It’s sad to me that objects that we are so willing to keep in our lives
are seldom about the objects themselves at all.
take for instance this pair of orange shoes
high tops
black stripes
a white leather circle with a deep-set inlay of a black star
something I proudly wore day in day out
now they sit at the back of my closet
and how far have they come
they have traveled thousands of miles with me
over states, in planes, over millions of people,
their decorated soles staring through the floor of the
cabin to the cities below,
they have been so much and so little to me.
Only shoes and yet, now
they are worn out to a point that I don’t dare to wear them
anymore
in fact,
they have been this way for quite some time,
but I do not get rid of them
I feel this about them now:
they are only memories of where I have been
and I am a fool for sentiment;
I do not feel a sense of longing to slip them on my feet
go running through town,
or to break dress code at work and chance a fall in their worn out soles.

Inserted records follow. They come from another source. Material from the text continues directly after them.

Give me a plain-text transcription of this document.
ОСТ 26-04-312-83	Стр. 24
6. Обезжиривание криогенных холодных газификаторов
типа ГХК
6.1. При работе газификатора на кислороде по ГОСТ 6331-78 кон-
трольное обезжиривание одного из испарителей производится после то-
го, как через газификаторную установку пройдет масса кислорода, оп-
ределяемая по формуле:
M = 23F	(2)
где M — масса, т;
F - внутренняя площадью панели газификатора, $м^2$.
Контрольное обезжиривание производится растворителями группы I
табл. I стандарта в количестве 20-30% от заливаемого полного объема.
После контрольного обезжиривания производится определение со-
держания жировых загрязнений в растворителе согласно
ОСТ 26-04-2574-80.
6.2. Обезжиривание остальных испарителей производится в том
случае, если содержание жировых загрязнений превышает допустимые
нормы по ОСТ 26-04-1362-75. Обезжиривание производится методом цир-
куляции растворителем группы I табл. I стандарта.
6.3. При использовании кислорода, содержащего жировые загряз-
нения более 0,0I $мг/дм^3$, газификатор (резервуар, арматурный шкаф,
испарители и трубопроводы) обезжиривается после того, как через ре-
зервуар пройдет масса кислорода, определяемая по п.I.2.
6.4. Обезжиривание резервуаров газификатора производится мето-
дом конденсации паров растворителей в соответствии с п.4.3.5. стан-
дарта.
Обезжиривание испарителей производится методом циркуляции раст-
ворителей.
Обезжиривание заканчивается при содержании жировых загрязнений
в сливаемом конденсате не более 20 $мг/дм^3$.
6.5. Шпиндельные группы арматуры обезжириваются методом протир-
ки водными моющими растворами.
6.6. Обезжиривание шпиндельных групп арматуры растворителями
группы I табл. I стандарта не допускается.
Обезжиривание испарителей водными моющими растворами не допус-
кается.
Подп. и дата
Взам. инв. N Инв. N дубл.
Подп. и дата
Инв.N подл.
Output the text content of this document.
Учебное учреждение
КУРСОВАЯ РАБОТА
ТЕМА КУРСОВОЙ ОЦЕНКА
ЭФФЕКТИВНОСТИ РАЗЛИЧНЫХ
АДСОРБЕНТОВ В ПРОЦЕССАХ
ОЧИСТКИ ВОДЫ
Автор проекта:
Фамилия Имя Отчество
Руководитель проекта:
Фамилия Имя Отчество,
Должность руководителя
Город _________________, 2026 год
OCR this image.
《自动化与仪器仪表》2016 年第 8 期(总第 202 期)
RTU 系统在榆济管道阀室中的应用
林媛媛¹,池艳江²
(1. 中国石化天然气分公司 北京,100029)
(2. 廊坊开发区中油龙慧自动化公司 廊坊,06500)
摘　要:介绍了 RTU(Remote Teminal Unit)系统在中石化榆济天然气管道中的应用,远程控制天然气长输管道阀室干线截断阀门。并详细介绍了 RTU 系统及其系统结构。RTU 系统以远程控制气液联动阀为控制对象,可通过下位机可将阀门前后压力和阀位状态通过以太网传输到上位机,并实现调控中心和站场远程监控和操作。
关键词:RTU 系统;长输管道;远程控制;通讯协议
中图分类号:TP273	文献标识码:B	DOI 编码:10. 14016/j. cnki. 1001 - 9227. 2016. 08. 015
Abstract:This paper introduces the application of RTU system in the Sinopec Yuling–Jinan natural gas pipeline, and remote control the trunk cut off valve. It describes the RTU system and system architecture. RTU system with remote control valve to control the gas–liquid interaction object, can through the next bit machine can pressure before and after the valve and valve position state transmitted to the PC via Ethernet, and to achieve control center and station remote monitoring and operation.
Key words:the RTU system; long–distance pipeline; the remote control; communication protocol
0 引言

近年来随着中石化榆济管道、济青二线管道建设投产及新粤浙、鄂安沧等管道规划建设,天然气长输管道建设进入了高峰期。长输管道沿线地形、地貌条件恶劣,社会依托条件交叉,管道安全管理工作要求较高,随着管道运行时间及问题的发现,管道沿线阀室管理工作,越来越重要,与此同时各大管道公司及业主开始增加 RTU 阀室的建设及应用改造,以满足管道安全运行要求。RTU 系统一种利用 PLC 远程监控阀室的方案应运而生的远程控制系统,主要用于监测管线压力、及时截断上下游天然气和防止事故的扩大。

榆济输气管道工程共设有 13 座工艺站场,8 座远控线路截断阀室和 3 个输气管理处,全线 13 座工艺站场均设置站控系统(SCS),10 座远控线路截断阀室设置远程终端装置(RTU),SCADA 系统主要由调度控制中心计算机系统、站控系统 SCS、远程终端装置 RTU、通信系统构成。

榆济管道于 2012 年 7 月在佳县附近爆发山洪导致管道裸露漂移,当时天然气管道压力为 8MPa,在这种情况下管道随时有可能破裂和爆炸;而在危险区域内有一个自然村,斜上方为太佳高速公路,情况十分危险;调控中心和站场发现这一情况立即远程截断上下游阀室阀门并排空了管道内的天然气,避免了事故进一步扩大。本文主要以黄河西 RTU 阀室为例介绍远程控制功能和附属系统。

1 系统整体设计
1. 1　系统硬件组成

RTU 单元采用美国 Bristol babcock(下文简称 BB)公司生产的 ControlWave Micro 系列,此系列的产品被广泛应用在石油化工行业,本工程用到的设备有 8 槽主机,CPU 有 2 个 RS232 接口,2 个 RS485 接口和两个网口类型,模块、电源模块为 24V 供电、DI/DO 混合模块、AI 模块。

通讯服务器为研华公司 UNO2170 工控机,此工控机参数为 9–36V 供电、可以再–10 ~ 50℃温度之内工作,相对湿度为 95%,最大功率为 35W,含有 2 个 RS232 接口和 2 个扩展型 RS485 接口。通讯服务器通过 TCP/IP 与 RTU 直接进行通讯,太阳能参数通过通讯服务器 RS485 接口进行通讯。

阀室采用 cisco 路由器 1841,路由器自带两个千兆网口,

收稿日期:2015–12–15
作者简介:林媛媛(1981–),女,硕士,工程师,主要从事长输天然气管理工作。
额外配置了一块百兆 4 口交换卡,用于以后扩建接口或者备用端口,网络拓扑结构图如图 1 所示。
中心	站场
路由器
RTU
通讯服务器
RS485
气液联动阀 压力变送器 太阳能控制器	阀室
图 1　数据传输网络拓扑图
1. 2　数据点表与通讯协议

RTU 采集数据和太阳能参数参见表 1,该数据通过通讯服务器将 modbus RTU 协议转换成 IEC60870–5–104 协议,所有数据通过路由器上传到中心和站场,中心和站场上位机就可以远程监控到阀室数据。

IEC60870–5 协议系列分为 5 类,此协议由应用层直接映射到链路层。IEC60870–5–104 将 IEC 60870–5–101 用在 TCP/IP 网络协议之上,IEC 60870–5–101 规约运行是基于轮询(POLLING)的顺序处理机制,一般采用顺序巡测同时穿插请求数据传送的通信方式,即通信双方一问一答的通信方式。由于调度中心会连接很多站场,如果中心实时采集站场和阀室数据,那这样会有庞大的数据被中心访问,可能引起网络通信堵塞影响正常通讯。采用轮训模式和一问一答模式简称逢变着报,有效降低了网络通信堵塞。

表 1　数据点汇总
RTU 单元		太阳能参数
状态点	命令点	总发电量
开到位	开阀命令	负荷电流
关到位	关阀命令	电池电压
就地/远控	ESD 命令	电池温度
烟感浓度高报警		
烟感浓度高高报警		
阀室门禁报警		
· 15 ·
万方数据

It is that somehow they keep me connected to you
I do not want to let them go because I remember a boy
given these shoes as a gift
I remember the friend who purchased them for him
and somehow within the fibres of this worn out pair
that memory has held
It may be cliché
but it is cliché for a reason
and to say that it is cliché for a reason may be cliché
but these sentiments are anchored in everyone
in one form or another
so they have to be cliché
and I’m waiting for the day that there will be a phrase to explain
the clichéness of “it’s cliché for a reason”
and I’m waiting for the day that I won’t feel I have to depend
on the seven-year old memory of shoes to know that we couldn’t drift away.